The Chair of the British Medical Association’s (BMA) Northern Ireland Council has said the decision to temporarily suspend emergency general surgery at the South West Acute Hospital (SWAH) due to a lack of consultant general surgeons is the “result of a failure to develop and implement an effective workforce strategy for the Northern Ireland health service over the last decade”.

Dr. Tom Black said: “This service is unable to continue because there are not a sufficient number of surgeons to maintain an effective and safe rota.

“The care provided to patients in our health system relies on its healthcare workers, who are having to work under tremendous pressures, as we have seen this week.

“It is therefore imperative that they are at the very least provided with the adequate terms and conditions if we want them to stay and work here.
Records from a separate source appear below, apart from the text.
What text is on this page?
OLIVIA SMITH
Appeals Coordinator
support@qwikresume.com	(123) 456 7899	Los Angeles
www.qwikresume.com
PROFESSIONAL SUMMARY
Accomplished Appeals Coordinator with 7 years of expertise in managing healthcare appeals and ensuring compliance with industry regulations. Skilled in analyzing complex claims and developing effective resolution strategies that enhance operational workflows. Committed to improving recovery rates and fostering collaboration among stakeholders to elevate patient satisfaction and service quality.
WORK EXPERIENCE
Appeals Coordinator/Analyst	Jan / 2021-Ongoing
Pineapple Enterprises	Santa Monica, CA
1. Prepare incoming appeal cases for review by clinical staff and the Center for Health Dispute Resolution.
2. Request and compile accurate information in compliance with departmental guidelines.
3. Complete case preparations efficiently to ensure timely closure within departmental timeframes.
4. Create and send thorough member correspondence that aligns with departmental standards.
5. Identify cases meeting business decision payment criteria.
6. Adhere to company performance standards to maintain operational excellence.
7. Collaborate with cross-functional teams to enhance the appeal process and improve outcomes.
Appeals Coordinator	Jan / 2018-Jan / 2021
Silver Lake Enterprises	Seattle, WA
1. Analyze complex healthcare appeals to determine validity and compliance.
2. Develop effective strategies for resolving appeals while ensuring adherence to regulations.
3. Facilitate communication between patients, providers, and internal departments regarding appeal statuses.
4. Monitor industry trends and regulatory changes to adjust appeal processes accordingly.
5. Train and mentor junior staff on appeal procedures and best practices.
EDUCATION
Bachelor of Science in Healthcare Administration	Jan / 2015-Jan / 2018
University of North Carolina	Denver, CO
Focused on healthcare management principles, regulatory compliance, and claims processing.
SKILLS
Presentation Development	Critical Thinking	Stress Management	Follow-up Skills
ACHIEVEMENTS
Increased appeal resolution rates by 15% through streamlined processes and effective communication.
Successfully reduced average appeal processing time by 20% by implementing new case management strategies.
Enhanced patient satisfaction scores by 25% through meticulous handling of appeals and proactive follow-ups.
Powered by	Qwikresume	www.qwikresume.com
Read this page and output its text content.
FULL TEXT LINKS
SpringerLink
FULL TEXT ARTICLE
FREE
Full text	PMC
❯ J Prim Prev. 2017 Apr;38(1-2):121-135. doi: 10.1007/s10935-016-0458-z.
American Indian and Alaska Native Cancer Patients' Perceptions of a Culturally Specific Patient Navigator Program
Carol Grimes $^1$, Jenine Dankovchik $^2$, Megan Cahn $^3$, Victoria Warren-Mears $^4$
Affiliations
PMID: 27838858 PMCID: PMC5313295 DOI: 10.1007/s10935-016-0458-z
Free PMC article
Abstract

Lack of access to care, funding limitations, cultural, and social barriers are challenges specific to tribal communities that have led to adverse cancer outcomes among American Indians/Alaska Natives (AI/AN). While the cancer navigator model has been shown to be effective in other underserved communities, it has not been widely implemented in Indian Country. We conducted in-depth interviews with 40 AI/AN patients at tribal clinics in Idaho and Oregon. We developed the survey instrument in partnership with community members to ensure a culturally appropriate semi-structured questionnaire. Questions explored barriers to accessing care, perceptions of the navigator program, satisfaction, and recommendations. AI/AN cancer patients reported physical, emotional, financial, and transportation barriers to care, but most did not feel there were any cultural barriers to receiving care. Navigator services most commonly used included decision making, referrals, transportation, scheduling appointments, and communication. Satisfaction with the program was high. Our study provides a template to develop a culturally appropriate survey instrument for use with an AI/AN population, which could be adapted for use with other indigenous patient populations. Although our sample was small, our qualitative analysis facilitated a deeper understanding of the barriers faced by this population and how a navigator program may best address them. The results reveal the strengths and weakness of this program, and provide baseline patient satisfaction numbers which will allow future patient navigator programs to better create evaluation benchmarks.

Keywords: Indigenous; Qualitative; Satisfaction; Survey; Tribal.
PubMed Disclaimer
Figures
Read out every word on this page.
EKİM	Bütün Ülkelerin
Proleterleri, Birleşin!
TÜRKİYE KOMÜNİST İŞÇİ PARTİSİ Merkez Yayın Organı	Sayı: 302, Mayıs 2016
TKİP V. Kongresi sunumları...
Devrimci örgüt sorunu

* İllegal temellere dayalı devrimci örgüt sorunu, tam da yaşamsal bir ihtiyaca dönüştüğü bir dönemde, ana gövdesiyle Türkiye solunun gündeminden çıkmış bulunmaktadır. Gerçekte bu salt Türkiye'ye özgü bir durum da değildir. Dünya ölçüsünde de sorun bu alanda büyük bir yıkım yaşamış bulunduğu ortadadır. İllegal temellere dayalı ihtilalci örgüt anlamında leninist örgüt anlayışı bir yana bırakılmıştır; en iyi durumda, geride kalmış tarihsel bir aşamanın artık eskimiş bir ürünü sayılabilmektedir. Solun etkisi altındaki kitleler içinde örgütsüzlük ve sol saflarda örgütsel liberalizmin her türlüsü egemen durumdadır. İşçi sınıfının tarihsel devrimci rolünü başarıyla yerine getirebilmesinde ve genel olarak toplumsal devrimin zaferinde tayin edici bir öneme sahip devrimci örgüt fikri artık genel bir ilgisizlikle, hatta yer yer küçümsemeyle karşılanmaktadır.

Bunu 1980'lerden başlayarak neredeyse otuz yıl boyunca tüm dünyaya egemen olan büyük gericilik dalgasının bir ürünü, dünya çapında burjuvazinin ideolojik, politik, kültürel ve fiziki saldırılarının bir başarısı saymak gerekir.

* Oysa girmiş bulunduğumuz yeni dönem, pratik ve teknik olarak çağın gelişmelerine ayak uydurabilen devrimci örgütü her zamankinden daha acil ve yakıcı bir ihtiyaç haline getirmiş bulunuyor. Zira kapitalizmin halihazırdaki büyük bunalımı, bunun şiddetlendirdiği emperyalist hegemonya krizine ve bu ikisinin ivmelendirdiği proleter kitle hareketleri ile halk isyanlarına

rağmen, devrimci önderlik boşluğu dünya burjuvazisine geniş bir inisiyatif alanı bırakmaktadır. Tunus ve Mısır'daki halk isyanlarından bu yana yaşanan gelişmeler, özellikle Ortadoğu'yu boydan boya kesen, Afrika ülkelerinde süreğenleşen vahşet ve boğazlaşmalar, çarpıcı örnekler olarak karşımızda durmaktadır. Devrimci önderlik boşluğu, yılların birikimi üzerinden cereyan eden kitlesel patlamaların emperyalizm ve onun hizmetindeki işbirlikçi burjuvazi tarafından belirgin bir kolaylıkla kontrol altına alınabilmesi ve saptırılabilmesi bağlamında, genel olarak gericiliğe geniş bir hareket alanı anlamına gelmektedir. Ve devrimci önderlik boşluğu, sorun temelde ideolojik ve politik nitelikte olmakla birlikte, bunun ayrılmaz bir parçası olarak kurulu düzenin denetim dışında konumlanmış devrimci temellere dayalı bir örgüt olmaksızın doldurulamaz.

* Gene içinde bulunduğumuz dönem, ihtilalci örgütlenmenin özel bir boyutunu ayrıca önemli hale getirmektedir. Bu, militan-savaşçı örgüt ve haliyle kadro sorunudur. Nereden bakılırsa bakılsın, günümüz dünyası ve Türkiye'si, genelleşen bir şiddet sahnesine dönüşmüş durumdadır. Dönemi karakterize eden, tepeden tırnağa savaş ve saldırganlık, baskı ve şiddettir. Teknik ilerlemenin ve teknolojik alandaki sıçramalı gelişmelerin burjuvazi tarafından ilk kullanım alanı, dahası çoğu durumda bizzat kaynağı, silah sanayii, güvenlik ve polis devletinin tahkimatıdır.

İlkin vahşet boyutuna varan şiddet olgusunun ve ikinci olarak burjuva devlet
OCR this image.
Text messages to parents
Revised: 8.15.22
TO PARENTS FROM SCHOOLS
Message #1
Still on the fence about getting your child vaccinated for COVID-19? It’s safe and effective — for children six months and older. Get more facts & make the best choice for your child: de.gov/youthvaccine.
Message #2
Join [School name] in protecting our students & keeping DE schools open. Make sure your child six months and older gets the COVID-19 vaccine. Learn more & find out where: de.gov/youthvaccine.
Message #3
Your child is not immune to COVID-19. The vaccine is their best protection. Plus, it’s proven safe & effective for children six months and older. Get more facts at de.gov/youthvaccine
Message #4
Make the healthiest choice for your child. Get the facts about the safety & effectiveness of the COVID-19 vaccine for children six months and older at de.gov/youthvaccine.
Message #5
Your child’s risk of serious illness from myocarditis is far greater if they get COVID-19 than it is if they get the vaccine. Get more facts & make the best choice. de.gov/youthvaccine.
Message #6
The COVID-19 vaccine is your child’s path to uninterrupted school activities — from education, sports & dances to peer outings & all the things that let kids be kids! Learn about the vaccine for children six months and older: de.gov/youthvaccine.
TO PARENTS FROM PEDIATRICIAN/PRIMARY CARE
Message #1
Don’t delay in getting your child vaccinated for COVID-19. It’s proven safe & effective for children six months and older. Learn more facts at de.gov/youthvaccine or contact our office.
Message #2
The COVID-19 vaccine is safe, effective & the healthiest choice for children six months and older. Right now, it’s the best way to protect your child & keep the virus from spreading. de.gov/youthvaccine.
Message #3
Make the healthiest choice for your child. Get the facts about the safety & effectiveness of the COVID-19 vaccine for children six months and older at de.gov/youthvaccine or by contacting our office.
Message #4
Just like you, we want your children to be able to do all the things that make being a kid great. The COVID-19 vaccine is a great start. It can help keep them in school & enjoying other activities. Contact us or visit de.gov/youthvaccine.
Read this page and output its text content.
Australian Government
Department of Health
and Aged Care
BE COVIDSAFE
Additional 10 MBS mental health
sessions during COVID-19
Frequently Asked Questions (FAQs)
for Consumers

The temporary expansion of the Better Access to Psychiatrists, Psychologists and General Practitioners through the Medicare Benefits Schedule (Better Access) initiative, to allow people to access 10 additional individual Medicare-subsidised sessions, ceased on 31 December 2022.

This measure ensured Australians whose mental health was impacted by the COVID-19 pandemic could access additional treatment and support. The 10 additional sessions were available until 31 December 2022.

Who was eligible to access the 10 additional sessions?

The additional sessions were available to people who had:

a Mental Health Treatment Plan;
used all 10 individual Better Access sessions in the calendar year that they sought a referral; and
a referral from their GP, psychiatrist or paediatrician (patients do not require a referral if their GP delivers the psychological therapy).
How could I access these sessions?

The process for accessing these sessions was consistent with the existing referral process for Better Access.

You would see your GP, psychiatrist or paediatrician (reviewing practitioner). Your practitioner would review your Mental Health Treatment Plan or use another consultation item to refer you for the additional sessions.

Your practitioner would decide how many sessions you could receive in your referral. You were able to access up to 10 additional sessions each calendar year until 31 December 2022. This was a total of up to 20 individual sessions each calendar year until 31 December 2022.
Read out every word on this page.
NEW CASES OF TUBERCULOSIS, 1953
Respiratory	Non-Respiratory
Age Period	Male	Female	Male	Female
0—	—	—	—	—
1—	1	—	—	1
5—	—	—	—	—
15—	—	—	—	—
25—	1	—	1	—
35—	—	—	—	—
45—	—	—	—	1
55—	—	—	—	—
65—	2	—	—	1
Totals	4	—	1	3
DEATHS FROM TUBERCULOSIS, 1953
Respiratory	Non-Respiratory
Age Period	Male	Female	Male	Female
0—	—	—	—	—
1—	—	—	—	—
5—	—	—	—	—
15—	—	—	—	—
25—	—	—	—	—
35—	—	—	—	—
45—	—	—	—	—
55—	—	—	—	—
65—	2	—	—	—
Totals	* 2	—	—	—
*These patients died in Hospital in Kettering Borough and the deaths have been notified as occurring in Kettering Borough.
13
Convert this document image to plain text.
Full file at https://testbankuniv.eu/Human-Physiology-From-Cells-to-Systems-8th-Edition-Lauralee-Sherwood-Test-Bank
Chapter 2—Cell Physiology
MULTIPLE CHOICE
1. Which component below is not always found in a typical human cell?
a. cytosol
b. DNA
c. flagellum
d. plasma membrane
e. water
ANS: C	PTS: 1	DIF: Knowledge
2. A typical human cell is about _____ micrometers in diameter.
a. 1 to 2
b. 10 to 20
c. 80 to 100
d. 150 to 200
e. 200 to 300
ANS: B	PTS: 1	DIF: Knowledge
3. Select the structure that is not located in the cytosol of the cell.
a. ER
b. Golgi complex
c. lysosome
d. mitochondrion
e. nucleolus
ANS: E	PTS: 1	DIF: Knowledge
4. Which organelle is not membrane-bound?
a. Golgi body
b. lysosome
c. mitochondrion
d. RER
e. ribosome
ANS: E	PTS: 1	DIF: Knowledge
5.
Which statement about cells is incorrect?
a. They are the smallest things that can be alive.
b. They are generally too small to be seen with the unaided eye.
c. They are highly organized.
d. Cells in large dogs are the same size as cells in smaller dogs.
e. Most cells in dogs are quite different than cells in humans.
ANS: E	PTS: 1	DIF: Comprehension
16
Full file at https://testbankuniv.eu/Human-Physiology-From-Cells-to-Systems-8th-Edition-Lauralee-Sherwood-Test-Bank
“There also needs to be an urgent reform of unfair punitive pensions rules, which are forcing many doctors to retire early, adding more pressure on a shrinking clinical workforce.

“The service for patients in the south west of the country is now under huge pressure in both primary and secondary care, and this closure of acute surgical services in the area will put additional pressures on the ambulance service there, not to mention on Altnagelvin Hospital in the north west.

“The continuing collapse of services that we are seeing play out in our hospitals and GP surgeries across Northern Ireland is due to repeated inadequate funding in the NHS over the last decade,” added Dr. Black.